Suite à l’annonce du gouvernement de Mme Marois d’entreprendre des consultations sur la laïcité, on a pu entendre plusieurs « identitaires » développer une conception de la laïcité pour le moins originale.

D’un concept républicain qui allie égalitarisme des citoyens devant la Loi et neutralité de l’État à l’égard des confessions, on en arrive, par une pirouette intellectuelle efficace, à un outil qui détermine « des balises identitaires » de vie commune, comme l’explique M. Bock-Côté.

Ce retournement s’explique par la volonté du courant réactionnaire d’entretenir une confusion sémantique entre un véritable processus de laïcisation de l’État et la simple sécularisation des anciennes valeurs de l’Église, naïvement dépouillées de leurs oripeaux spirituels. Or, ce galvaudage parfaitement réussi n’est pas anodin. Il a en fait disqualifié les réformateurs d’esprit laïc empêtrés dans d’interminables justifications pour se démarquer des laïcs autoproclamés « ouverts ».

Par un étrange mimétisme, dans ce qu’ils nomment par opposition « laïcité fermée », ces derniers conspuent le fait de rejeter non pas le culte ou la foi, mais ce que le philosophe Henri Peña-Ruiz appelle des « privilèges temporels » auxquels certains religieux se raccrochent, de la même manière que les identitaires s’agrippent à des vestiges glorieux du religieux d’antan.

Pourtant, une voix laïque et humaniste peut s’affirmer au Québec, sans tomber dans l’ornière de ceux qui s’engagent de façon louable dans l’impasse de la compassion et refusent l’avènement d’une Loi émancipatrice pour, finalement, favoriser le statu quo au profit des forces dominantes.

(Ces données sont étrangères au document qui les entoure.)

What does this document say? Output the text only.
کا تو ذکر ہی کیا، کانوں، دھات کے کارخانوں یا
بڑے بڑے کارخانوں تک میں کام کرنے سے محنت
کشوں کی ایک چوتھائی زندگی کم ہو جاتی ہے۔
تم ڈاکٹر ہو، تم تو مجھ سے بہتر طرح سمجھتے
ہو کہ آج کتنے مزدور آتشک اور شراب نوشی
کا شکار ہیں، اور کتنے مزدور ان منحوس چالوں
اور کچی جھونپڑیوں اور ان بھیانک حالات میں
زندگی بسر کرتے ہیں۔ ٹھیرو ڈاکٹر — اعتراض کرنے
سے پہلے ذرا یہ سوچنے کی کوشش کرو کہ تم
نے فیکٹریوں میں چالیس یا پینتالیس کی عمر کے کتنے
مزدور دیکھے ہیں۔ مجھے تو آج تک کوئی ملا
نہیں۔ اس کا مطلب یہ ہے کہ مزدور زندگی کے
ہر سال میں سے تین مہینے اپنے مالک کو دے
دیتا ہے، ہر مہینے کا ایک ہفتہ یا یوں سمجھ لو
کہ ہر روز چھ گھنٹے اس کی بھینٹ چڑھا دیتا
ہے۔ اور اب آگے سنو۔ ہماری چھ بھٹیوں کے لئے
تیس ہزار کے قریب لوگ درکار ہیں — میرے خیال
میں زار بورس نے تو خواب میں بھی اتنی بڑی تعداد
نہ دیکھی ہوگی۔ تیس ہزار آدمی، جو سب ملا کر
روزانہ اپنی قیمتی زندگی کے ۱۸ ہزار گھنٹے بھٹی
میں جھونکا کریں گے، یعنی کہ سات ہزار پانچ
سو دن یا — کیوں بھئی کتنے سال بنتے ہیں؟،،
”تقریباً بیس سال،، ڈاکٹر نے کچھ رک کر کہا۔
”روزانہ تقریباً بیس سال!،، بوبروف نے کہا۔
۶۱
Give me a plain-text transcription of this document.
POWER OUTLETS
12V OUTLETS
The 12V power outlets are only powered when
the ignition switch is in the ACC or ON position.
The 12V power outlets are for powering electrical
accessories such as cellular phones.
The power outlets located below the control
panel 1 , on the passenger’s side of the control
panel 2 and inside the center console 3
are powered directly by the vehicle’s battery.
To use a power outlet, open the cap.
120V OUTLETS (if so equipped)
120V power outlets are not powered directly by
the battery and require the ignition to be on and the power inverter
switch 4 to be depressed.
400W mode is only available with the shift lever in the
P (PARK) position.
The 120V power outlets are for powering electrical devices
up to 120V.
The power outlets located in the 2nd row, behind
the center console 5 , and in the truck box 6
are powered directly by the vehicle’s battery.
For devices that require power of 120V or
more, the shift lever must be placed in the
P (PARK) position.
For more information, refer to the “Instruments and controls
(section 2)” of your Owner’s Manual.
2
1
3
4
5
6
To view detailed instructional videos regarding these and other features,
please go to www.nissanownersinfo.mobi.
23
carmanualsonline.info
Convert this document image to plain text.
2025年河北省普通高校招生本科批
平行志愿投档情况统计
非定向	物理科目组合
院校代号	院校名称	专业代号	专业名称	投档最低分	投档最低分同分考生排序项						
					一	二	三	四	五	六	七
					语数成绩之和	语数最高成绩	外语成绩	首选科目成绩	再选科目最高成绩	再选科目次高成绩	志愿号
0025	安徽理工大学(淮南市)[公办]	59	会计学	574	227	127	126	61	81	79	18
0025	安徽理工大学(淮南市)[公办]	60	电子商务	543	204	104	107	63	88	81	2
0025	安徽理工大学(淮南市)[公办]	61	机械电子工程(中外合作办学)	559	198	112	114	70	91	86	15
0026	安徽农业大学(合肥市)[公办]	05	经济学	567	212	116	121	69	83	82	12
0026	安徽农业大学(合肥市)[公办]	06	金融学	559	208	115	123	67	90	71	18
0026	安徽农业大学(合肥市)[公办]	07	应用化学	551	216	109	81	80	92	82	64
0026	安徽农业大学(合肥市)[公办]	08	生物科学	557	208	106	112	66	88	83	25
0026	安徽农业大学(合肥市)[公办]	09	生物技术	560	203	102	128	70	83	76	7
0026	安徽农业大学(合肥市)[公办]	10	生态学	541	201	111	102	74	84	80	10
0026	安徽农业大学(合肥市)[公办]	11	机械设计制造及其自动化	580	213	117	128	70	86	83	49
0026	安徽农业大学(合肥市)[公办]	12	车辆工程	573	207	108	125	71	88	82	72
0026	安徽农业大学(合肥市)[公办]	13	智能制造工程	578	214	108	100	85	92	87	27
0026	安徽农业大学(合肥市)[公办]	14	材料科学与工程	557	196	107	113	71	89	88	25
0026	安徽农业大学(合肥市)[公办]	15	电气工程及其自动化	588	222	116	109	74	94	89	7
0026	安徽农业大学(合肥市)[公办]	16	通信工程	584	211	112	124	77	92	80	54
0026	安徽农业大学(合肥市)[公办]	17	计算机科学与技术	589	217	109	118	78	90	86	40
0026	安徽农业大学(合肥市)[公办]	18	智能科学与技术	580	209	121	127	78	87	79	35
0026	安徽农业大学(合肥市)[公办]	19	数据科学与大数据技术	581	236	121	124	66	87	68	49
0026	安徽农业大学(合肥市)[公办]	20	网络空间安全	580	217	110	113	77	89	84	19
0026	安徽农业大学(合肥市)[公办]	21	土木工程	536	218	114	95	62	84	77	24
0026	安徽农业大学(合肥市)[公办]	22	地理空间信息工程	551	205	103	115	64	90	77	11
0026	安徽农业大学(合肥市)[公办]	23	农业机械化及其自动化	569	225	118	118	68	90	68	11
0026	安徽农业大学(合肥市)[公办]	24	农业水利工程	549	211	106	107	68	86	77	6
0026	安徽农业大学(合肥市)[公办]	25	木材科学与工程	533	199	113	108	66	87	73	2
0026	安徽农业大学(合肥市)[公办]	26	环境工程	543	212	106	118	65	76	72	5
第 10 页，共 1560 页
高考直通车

Il faut donc réaffirmer le principe selon lequel la laïcité traduit un irrépressible désir de vivre ensemble, dépassant l’altérité, pour atteindre une humanité commune. Et cette posture, si elle est résolument opposée à la relégation dans la différence, devient alors le corollaire naturel d’une marche solidaire à la fois éternellement inachevée dans le progrès et respectueuse de l’Histoire, et non plus l’avatar du passéisme hiératique.